Mignola, que tinha acabado de desenhar Cosmic Odissey, uma saga cósmica escrita por Jim Starlin, em que a Liga da Justiça se confronta com os personagens criados por Jack Kirby para o seu Fourth World, não pretendia continuar a ser conotado com as histórias tradicionais de super-heróis e Gotham By Gaslight permitia-lhe mudar de registo, numa história de época, em que a pesquisa histórica é fundamental, pois Bruce Wayne cruza-se com Sigmund Freud e personagens reais como Ted Roosevelt e os actores Conrad Vedlt e Bela Lugosi emprestam as suas feições a alguns dos protagonistas.
Publicada originalmente em 1991, e colocada pelo site especializado IGN Comics no Top Ten das melhores novelas gráficas protagonizadas pelo Cavaleiro das Trevas, Batman & Dracula: Red Rain, coloca o homem morcego em confronto com o mais famoso vampiro da literatura, o Conde Drácula, criado por Bram Stoker. Mas, mais do que ao romance original vitoriano, o livro escrito por Doug Moench presta homenagem ao cinema expressionista alemão dos anos 30, aos filmes de terror da Hammer, protagonizados por Peter Cushing e Christopher Lee e à arquitectura de Gaudí, contando com o contributo inspirado do traço pormenorizado de Kelley Jones e da arte-final de Malcom Jones III, dupla que estava perfeitamente à vontade a ilustrar histórias de terror e fantasia, por ter colaborado regularmente com Neil Gaiman na prestigiada série Sandman.

Publicada originalmente em 1993, no nº 54 da revista Legends of the Dark Knight, Sanctum não pode ser considerada como pertencendo à linha Elseworlds, mas o facto de assinalar o regresso de Mignola ao Batman depois de Gotham By Gaslight, de ser uma das melhores histórias de terror com o Batman como protagonista e de ser um momento incontornável da evolução do desenhador como criador, levaram-nos a incluí-la neste volume. Embora Dan Raspler surja creditado como argumentista, esta é uma história imaginada por Mignola, em que o seu universo estético e criativo já está bem presente. Ou seja, embora Sanctum seja uma história do Batman, o Mignola que conhecemos da série Hellboy, já é visível aqui e a história funcionaria igualmente bem se Hellboy substituísse o Cavaleiro das Trevas como protagonista. Veja-se a planificação, o uso das sombras, ou a utilização dos cenários, mais sugeridos do que representados, para criar um ambiente de terror gótico.
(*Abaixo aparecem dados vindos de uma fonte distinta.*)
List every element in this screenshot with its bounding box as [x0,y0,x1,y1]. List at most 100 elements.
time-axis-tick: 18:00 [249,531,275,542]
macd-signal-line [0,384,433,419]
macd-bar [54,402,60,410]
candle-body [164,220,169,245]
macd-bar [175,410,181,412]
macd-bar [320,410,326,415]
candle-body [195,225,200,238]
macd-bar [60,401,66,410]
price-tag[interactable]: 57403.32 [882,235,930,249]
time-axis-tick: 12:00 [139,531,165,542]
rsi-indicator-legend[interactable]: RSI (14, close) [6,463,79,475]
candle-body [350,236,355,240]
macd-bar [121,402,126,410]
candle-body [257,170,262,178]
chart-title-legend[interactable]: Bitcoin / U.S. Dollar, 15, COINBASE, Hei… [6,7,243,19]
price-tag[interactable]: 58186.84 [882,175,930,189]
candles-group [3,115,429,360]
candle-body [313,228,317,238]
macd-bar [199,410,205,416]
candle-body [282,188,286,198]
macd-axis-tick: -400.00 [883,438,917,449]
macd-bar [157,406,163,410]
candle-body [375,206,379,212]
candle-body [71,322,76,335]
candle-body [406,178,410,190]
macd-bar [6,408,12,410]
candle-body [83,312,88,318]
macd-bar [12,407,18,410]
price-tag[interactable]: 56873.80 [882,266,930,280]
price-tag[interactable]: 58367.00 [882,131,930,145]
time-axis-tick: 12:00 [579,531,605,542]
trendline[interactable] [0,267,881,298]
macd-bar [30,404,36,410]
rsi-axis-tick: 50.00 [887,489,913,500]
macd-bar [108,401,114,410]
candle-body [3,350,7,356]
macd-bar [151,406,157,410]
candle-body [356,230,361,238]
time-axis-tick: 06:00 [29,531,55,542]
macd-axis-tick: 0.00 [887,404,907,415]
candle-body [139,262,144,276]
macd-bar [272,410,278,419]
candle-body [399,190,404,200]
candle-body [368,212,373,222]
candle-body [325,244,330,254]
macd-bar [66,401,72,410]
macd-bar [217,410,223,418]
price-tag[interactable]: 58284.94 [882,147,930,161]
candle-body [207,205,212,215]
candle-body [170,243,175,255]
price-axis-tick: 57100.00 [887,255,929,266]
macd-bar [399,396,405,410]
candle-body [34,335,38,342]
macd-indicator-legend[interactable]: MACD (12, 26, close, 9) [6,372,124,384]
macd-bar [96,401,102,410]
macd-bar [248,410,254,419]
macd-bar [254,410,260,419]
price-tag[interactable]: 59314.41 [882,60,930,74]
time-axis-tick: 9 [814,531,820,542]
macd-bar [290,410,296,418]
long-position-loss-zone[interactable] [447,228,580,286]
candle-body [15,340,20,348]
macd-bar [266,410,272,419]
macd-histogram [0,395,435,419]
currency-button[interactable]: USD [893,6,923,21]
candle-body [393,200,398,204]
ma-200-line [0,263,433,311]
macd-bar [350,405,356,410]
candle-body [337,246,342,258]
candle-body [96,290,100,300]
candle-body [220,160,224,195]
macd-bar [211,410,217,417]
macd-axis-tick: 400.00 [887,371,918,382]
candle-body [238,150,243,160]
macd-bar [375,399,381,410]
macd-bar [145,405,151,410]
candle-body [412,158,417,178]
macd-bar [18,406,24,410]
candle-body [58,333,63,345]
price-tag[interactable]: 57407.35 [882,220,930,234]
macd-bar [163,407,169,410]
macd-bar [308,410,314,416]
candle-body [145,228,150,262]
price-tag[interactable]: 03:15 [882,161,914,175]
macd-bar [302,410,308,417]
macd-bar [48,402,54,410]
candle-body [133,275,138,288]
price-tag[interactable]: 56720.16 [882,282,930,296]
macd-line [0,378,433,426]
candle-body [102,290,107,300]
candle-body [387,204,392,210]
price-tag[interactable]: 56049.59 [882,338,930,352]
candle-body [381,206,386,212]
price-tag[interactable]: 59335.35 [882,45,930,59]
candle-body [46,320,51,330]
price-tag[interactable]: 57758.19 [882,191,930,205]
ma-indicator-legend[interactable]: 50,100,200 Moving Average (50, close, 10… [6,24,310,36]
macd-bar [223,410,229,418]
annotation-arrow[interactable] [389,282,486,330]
O próprio Mignola é o primeiro a reconhecer numa entrevista à revista Comic Book Artist a importância de Sanctum na criação de Hellboy: “era uma história de fantasmas, com o Batman e eu fiquei muito satisfeito com o resultado e com vontade de fazer mais histórias dessas. Será que devo criar mais histórias destas e tentar encaixar nelas o Batman, o Wolverine, ou outro personagem do género, ou devo criar um personagem meu especificamente para ser o protagonista desse tipo de histórias?”. O aparecimento de Hellboy, pouco tempo depois, não deixa dúvidas quanto à resposta encontrada por Mignola…
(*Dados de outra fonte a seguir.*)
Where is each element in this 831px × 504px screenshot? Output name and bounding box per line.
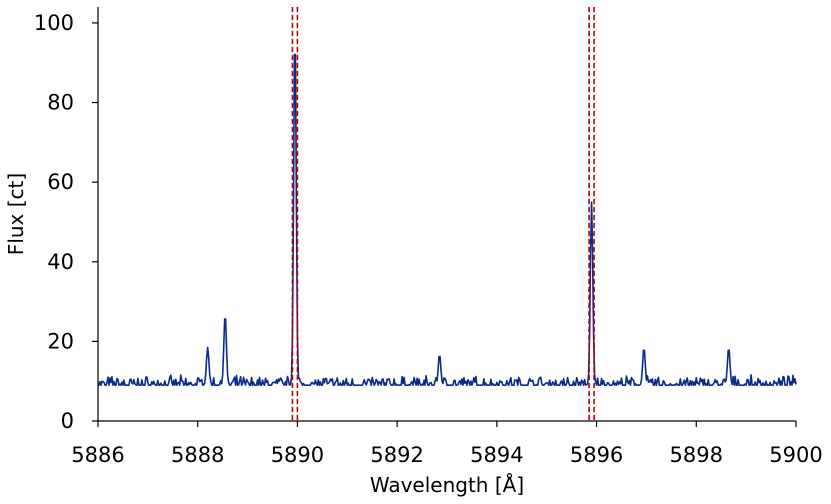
x-tick-label: 5886 (71, 443, 124, 467)
x-tick-label: 5890 (271, 443, 324, 467)
x-axis-label: Wavelength [Å] (370, 473, 524, 497)
reference-lines (291, 7, 595, 421)
y-tick-label: 40 (47, 250, 74, 274)
x-tick-label: 5898 (670, 443, 723, 467)
plot-area (98, 53, 797, 386)
x-ticks: 5886 5888 5890 5892 5894 5896 5898 5900 (71, 421, 823, 467)
x-tick-label: 5900 (769, 443, 822, 467)
y-ticks: 0 20 40 60 80 100 (34, 11, 98, 433)
y-tick-label: 0 (61, 409, 74, 433)
x-tick-label: 5888 (171, 443, 224, 467)
flux-series-line (98, 53, 797, 386)
y-axis-label: Flux [ct] (4, 173, 28, 255)
x-tick-label: 5896 (570, 443, 623, 467)
x-tick-label: 5894 (470, 443, 523, 467)
y-tick-label: 100 (34, 11, 74, 35)
y-tick-label: 80 (47, 91, 74, 115)
x-tick-label: 5892 (370, 443, 423, 467)
y-tick-label: 60 (47, 170, 74, 194)
y-tick-label: 20 (47, 329, 74, 353)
As aventuras do Batman da era vitoriana prosseguiram em Batman: Master of The Future, com o traço clássico e elegante de Eduardo Barreto a substituir, sem grandes vantagens o desenho mais ambiental de Mike Mignola, enquanto a trilogia de aventuras do Batman Vampiro, prosseguiu nas histórias Bloodstorm, de 1994, e Crimson Mist, de 1999, mas foi nas histórias incluídas neste volume que tudo começou. Tal como também é aqui que encontramos o ponto de viragem no estilo e na carreira de um dos mais influentes criadores de comics das últimas décadas, Mike Mignola.